Tecton can use Amazon Redshift as a source of batch data for Feature Materialization.

Prerequisites

To set up Tecton with Redshift, you need the following:

  • A notebook connection to Databricks or EMR.
  • A Redshift Cluster Endpoint. The Redshift cluster must be configured for access over the public internet. We recommend using IP whitelisting to ensure only Tecton can access your Redshift Cluster (your Tecton deployment specialist can provide you with IP ranges).
  • A Redshift username and password. We recommend that you create a new user in Redshift configured to give Tecton read-only access to Redshift.

Setting Up the Connection

To enable the Spark jobs managed by Tecton to read data from Redshift, you will configure secrets in your secret manager.

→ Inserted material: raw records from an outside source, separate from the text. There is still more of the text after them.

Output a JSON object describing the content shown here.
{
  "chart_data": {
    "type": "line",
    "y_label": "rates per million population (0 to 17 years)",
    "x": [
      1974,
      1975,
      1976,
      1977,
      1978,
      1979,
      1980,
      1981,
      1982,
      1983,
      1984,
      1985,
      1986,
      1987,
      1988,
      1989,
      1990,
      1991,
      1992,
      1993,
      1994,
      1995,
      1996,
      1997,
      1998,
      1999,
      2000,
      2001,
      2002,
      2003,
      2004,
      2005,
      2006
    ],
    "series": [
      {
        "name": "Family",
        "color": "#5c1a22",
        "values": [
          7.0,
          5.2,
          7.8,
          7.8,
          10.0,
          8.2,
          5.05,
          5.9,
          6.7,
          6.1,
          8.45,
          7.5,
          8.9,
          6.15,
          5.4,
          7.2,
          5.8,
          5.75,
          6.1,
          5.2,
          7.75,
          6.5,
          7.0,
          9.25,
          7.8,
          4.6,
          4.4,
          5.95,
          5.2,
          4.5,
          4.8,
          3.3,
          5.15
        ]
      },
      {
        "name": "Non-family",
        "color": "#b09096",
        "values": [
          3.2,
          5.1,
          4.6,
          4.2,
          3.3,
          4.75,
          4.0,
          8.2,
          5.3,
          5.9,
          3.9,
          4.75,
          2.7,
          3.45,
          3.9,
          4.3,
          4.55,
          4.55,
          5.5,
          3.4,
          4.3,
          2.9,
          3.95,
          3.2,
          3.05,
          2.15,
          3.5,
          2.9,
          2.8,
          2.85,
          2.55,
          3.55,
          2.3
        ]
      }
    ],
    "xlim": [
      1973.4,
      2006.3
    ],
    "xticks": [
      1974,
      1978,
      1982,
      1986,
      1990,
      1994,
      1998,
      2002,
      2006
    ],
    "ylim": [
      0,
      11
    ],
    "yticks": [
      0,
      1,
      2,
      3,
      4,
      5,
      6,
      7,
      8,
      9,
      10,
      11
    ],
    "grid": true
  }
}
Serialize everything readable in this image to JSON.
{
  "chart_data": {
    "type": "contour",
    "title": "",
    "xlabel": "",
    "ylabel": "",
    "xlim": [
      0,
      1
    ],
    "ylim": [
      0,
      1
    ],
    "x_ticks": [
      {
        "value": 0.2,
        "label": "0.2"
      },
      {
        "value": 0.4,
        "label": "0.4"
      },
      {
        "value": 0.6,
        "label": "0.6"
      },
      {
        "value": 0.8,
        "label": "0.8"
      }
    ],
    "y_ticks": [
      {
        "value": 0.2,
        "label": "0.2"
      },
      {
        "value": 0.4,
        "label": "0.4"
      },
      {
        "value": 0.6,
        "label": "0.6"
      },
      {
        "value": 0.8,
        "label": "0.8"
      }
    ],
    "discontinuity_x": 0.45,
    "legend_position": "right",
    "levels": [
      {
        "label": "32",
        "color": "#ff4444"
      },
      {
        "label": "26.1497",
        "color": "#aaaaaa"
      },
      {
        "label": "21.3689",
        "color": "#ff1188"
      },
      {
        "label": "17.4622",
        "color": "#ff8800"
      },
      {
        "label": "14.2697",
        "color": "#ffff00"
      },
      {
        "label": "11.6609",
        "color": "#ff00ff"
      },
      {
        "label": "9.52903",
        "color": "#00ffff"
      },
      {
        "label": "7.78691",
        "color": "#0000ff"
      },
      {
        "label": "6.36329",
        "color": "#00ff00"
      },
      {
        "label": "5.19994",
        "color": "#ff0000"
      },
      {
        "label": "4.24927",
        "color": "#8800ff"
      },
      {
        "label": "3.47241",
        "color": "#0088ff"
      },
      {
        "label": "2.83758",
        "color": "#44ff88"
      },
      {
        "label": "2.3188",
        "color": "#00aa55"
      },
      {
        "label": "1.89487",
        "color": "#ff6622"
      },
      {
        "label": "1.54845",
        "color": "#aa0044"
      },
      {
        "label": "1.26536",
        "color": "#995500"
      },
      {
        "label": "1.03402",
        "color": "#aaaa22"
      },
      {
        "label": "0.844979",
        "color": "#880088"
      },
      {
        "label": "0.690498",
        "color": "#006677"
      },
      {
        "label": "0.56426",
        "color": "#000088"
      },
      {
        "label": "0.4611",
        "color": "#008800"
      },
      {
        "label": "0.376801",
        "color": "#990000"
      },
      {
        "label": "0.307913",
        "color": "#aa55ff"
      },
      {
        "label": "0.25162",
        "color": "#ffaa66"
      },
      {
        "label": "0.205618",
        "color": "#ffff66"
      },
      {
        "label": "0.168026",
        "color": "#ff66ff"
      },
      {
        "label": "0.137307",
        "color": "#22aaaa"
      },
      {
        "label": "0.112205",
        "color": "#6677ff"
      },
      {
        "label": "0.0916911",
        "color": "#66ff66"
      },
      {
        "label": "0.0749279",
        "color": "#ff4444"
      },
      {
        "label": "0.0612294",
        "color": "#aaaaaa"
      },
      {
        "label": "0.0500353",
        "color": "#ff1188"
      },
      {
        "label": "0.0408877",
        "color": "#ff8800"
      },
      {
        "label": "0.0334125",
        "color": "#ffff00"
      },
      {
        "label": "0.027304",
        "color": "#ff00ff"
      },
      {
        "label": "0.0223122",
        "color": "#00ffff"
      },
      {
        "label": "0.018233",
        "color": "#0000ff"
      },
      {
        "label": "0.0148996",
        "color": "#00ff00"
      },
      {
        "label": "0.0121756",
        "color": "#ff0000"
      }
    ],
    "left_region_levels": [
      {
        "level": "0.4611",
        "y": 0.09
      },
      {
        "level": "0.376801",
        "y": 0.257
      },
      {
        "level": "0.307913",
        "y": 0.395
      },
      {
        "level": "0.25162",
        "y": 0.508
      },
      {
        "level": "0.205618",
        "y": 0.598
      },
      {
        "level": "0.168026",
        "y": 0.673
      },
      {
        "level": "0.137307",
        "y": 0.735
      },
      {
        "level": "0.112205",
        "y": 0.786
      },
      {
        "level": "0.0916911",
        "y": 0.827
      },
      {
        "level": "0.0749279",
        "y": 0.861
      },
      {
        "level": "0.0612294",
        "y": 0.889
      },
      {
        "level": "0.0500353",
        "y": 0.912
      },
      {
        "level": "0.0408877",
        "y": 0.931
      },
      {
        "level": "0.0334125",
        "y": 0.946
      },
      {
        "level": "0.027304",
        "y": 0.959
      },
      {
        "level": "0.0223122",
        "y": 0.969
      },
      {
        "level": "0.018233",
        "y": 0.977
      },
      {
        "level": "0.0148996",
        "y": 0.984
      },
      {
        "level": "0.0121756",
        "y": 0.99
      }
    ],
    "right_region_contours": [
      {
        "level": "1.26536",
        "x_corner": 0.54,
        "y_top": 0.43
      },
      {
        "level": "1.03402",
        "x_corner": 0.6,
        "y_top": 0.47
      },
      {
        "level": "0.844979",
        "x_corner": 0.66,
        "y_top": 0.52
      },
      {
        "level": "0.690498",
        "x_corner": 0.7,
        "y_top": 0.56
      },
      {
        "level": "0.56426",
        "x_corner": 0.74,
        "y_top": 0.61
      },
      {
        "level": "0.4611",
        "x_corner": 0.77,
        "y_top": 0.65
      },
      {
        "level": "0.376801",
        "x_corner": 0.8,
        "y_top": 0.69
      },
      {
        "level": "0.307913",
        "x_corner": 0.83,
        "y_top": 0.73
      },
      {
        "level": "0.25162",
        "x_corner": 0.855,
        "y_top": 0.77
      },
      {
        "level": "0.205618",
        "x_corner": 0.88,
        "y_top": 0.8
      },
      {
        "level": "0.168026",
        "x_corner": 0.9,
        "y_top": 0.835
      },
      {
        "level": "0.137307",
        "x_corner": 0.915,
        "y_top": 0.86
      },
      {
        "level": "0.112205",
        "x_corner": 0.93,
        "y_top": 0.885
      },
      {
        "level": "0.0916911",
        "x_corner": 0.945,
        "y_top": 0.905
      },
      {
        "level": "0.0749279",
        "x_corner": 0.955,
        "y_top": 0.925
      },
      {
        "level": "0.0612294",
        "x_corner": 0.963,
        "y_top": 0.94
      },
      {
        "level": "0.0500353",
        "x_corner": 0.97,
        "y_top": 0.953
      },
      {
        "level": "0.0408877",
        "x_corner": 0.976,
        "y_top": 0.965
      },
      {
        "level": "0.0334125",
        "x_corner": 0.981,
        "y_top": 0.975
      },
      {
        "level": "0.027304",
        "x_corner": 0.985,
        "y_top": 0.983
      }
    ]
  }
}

For EMR users, follow the instructions to add a secret to the AWS Secrets Manager. For Databricks users, follow the instructions for creating a secret with Databricks secret management.

Note that if your deployment name starts with tecton- already, the prefix would merely be your deployment name. The deployment name is typically the name used to access Tecton, i.e. https://.tecton.ai.

  1. Add a secret named tecton-<deployment-name>/REDSHIFT_USER, and put the Redshift user name you configured above.
  2. Add a secret named tecton-<deployment-name>/REDSHIFT_PASSWORD, and put the Redshift password you configured above.

Verifying

To verify the connection, add a Redshift-backed Data Source. Do the following:

  1. Deploy a RedshiftDSConfig Data Source Config object in the Redshift Feature Repository as shown here:

    transactions_redshift_batch_ds = RedshiftDSConfig(
        endpoint=REDSHIFT_ENDPOINT,
        table=REDSHIFT_TABLE,
    )
    
  2. Run tecton plan.

The Data Source is added to Tecton. A misconfiguration results in an error message.